This paper addresses the inductive link prediction problem in knowledge hypergraphs, where both unseen entities and unseen relation types must be generalized simultaneously, supporting arbitrary-arity relations. We propose the first unified framework for dual inductive generalization—over nodes and relations—featuring a position-aware hyperedge encoding mechanism to enable cross-arity transfer learning, and a prompt-tuned foundation model architecture that integrates position-enhanced structural encodings with multi-granularity relational abstractions. Evaluated systematically on 16 newly constructed inductive benchmarks, our method significantly outperforms state-of-the-art approaches, especially in high-arity hyperedge prediction, achieving up to notable accuracy gains. To the best of our knowledge, this is the first work to realize joint inductive generalization over entirely novel entities and entirely novel relation types in knowledge hypergraphs.

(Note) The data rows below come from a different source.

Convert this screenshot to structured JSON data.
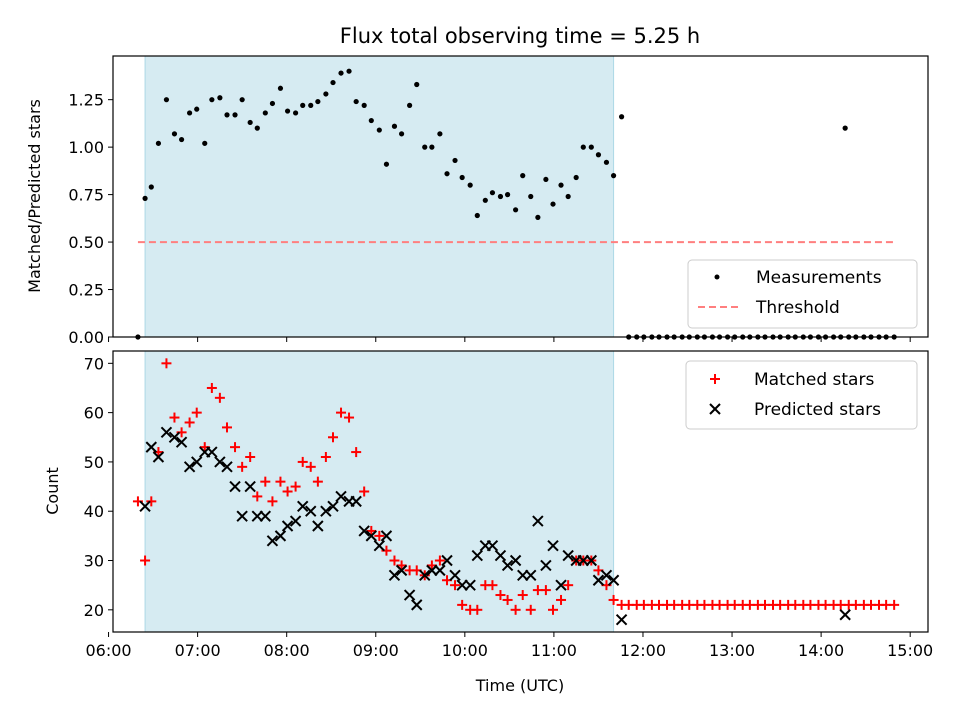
{
  "title": "Flux total observing time = 5.25 h",
  "colors": {
    "shade": "#add8e6",
    "measurement": "#000000",
    "threshold": "#ff7f7f",
    "matched": "#ff0000",
    "predicted": "#000000"
  },
  "chart_data": [
    {
      "type": "scatter",
      "ylabel": "Matched/Predicted stars",
      "xlim": [
        6.05,
        15.2
      ],
      "ylim": [
        0,
        1.48
      ],
      "yticks": [
        0.0,
        0.25,
        0.5,
        0.75,
        1.0,
        1.25
      ],
      "ytick_labels": [
        "0.00",
        "0.25",
        "0.50",
        "0.75",
        "1.00",
        "1.25"
      ],
      "shaded_interval": [
        6.41,
        11.67
      ],
      "legend": {
        "position": "lower right",
        "entries": [
          "Measurements",
          "Threshold"
        ]
      },
      "threshold": {
        "name": "Threshold",
        "y": 0.5,
        "x": [
          6.33,
          14.85
        ]
      },
      "series": [
        {
          "name": "Measurements",
          "x": [
            6.33,
            6.41,
            6.48,
            6.56,
            6.65,
            6.74,
            6.82,
            6.91,
            6.99,
            7.08,
            7.16,
            7.25,
            7.33,
            7.42,
            7.5,
            7.59,
            7.67,
            7.76,
            7.84,
            7.93,
            8.01,
            8.1,
            8.18,
            8.27,
            8.35,
            8.44,
            8.52,
            8.61,
            8.7,
            8.78,
            8.87,
            8.95,
            9.04,
            9.12,
            9.21,
            9.29,
            9.38,
            9.46,
            9.55,
            9.63,
            9.72,
            9.8,
            9.89,
            9.97,
            10.06,
            10.14,
            10.23,
            10.31,
            10.4,
            10.48,
            10.57,
            10.65,
            10.74,
            10.82,
            10.91,
            10.99,
            11.08,
            11.16,
            11.25,
            11.33,
            11.42,
            11.5,
            11.59,
            11.67,
            11.76,
            11.84,
            11.93,
            12.01,
            12.1,
            12.18,
            12.27,
            12.35,
            12.44,
            12.52,
            12.61,
            12.69,
            12.78,
            12.86,
            12.95,
            13.03,
            13.12,
            13.2,
            13.29,
            13.37,
            13.46,
            13.54,
            13.63,
            13.71,
            13.8,
            13.88,
            13.97,
            14.05,
            14.14,
            14.22,
            14.27,
            14.31,
            14.39,
            14.48,
            14.56,
            14.65,
            14.73,
            14.82
          ],
          "y": [
            0.0,
            0.73,
            0.79,
            1.02,
            1.25,
            1.07,
            1.04,
            1.18,
            1.2,
            1.02,
            1.25,
            1.26,
            1.17,
            1.17,
            1.25,
            1.13,
            1.1,
            1.18,
            1.23,
            1.31,
            1.19,
            1.18,
            1.22,
            1.22,
            1.24,
            1.28,
            1.34,
            1.39,
            1.4,
            1.24,
            1.22,
            1.14,
            1.09,
            0.91,
            1.11,
            1.07,
            1.22,
            1.33,
            1.0,
            1.0,
            1.07,
            0.86,
            0.93,
            0.84,
            0.8,
            0.64,
            0.72,
            0.76,
            0.74,
            0.75,
            0.67,
            0.85,
            0.74,
            0.63,
            0.83,
            0.7,
            0.8,
            0.74,
            0.84,
            1.0,
            1.0,
            0.96,
            0.92,
            0.85,
            1.16,
            0.0,
            0.0,
            0.0,
            0.0,
            0.0,
            0.0,
            0.0,
            0.0,
            0.0,
            0.0,
            0.0,
            0.0,
            0.0,
            0.0,
            0.0,
            0.0,
            0.0,
            0.0,
            0.0,
            0.0,
            0.0,
            0.0,
            0.0,
            0.0,
            0.0,
            0.0,
            0.0,
            0.0,
            0.0,
            1.1,
            0.0,
            0.0,
            0.0,
            0.0,
            0.0,
            0.0,
            0.0
          ]
        }
      ]
    },
    {
      "type": "scatter",
      "xlabel": "Time (UTC)",
      "ylabel": "Count",
      "xlim": [
        6.05,
        15.2
      ],
      "ylim": [
        15.5,
        72.5
      ],
      "yticks": [
        20,
        30,
        40,
        50,
        60,
        70
      ],
      "ytick_labels": [
        "20",
        "30",
        "40",
        "50",
        "60",
        "70"
      ],
      "xticks": [
        6,
        7,
        8,
        9,
        10,
        11,
        12,
        13,
        14,
        15
      ],
      "xtick_labels": [
        "06:00",
        "07:00",
        "08:00",
        "09:00",
        "10:00",
        "11:00",
        "12:00",
        "13:00",
        "14:00",
        "15:00"
      ],
      "shaded_interval": [
        6.41,
        11.67
      ],
      "legend": {
        "position": "upper right",
        "entries": [
          "Matched stars",
          "Predicted stars"
        ]
      },
      "series": [
        {
          "name": "Matched stars",
          "marker": "plus",
          "x": [
            6.33,
            6.41,
            6.48,
            6.56,
            6.65,
            6.74,
            6.82,
            6.91,
            6.99,
            7.08,
            7.16,
            7.25,
            7.33,
            7.42,
            7.5,
            7.59,
            7.67,
            7.76,
            7.84,
            7.93,
            8.01,
            8.1,
            8.18,
            8.27,
            8.35,
            8.44,
            8.52,
            8.61,
            8.7,
            8.78,
            8.87,
            8.95,
            9.04,
            9.12,
            9.21,
            9.29,
            9.38,
            9.46,
            9.55,
            9.63,
            9.72,
            9.8,
            9.89,
            9.97,
            10.06,
            10.14,
            10.23,
            10.31,
            10.4,
            10.48,
            10.57,
            10.65,
            10.74,
            10.82,
            10.91,
            10.99,
            11.08,
            11.16,
            11.25,
            11.33,
            11.42,
            11.5,
            11.59,
            11.67,
            11.76,
            11.84,
            11.93,
            12.01,
            12.1,
            12.18,
            12.27,
            12.35,
            12.44,
            12.52,
            12.61,
            12.69,
            12.78,
            12.86,
            12.95,
            13.03,
            13.12,
            13.2,
            13.29,
            13.37,
            13.46,
            13.54,
            13.63,
            13.71,
            13.8,
            13.88,
            13.97,
            14.05,
            14.14,
            14.22,
            14.31,
            14.39,
            14.48,
            14.56,
            14.65,
            14.73,
            14.82
          ],
          "y": [
            42,
            30,
            42,
            52,
            70,
            59,
            56,
            58,
            60,
            53,
            65,
            63,
            57,
            53,
            49,
            51,
            43,
            46,
            42,
            46,
            44,
            45,
            50,
            49,
            46,
            51,
            55,
            60,
            59,
            52,
            44,
            36,
            35,
            32,
            30,
            29,
            28,
            28,
            27,
            29,
            30,
            26,
            25,
            21,
            20,
            20,
            25,
            25,
            23,
            22,
            20,
            23,
            20,
            24,
            24,
            20,
            22,
            25,
            30,
            30,
            30,
            28,
            25,
            22,
            21,
            21,
            21,
            21,
            21,
            21,
            21,
            21,
            21,
            21,
            21,
            21,
            21,
            21,
            21,
            21,
            21,
            21,
            21,
            21,
            21,
            21,
            21,
            21,
            21,
            21,
            21,
            21,
            21,
            21,
            21,
            21,
            21,
            21,
            21,
            21,
            21
          ]
        },
        {
          "name": "Predicted stars",
          "marker": "x",
          "x": [
            6.41,
            6.48,
            6.56,
            6.65,
            6.74,
            6.82,
            6.91,
            6.99,
            7.08,
            7.16,
            7.25,
            7.33,
            7.42,
            7.5,
            7.59,
            7.67,
            7.76,
            7.84,
            7.93,
            8.01,
            8.1,
            8.18,
            8.27,
            8.35,
            8.44,
            8.52,
            8.61,
            8.7,
            8.78,
            8.87,
            8.95,
            9.04,
            9.12,
            9.21,
            9.29,
            9.38,
            9.46,
            9.55,
            9.63,
            9.72,
            9.8,
            9.89,
            9.97,
            10.06,
            10.14,
            10.23,
            10.31,
            10.4,
            10.48,
            10.57,
            10.65,
            10.74,
            10.82,
            10.91,
            10.99,
            11.08,
            11.16,
            11.25,
            11.33,
            11.42,
            11.5,
            11.59,
            11.67,
            11.76,
            14.27
          ],
          "y": [
            41,
            53,
            51,
            56,
            55,
            54,
            49,
            50,
            52,
            52,
            50,
            49,
            45,
            39,
            45,
            39,
            39,
            34,
            35,
            37,
            38,
            41,
            40,
            37,
            40,
            41,
            43,
            42,
            42,
            36,
            35,
            33,
            35,
            27,
            28,
            23,
            21,
            27,
            28,
            28,
            30,
            27,
            25,
            25,
            31,
            33,
            33,
            31,
            29,
            30,
            27,
            27,
            38,
            29,
            33,
            25,
            31,
            30,
            30,
            30,
            26,
            27,
            26,
            18,
            19
          ]
        }
      ]
    }
  ]
}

Inductive link prediction with knowledge hypergraphs is the task of predicting missing hyperedges involving completely novel entities (i.e., nodes unseen during training). Existing methods for inductive link prediction with knowledge hypergraphs assume a fixed relational vocabulary and, as a result, cannot generalize to knowledge hypergraphs with novel relation types (i.e., relations unseen during training). Inspired by knowledge graph foundation models, we propose HYPER as a foundation model for link prediction, which can generalize to any knowledge hypergraph, including novel entities and novel relations. Importantly, HYPER can learn and transfer across different relation types of varying arities, by encoding the entities of each hyperedge along with their respective positions in the hyperedge. To evaluate HYPER, we construct 16 new inductive datasets from existing knowledge hypergraphs, covering a diverse range of relation types of varying arities. Empirically, HYPER consistently outperforms all existing methods in both node-only and node-and-relation inductive settings, showing strong generalization to unseen, higher-arity relational structures.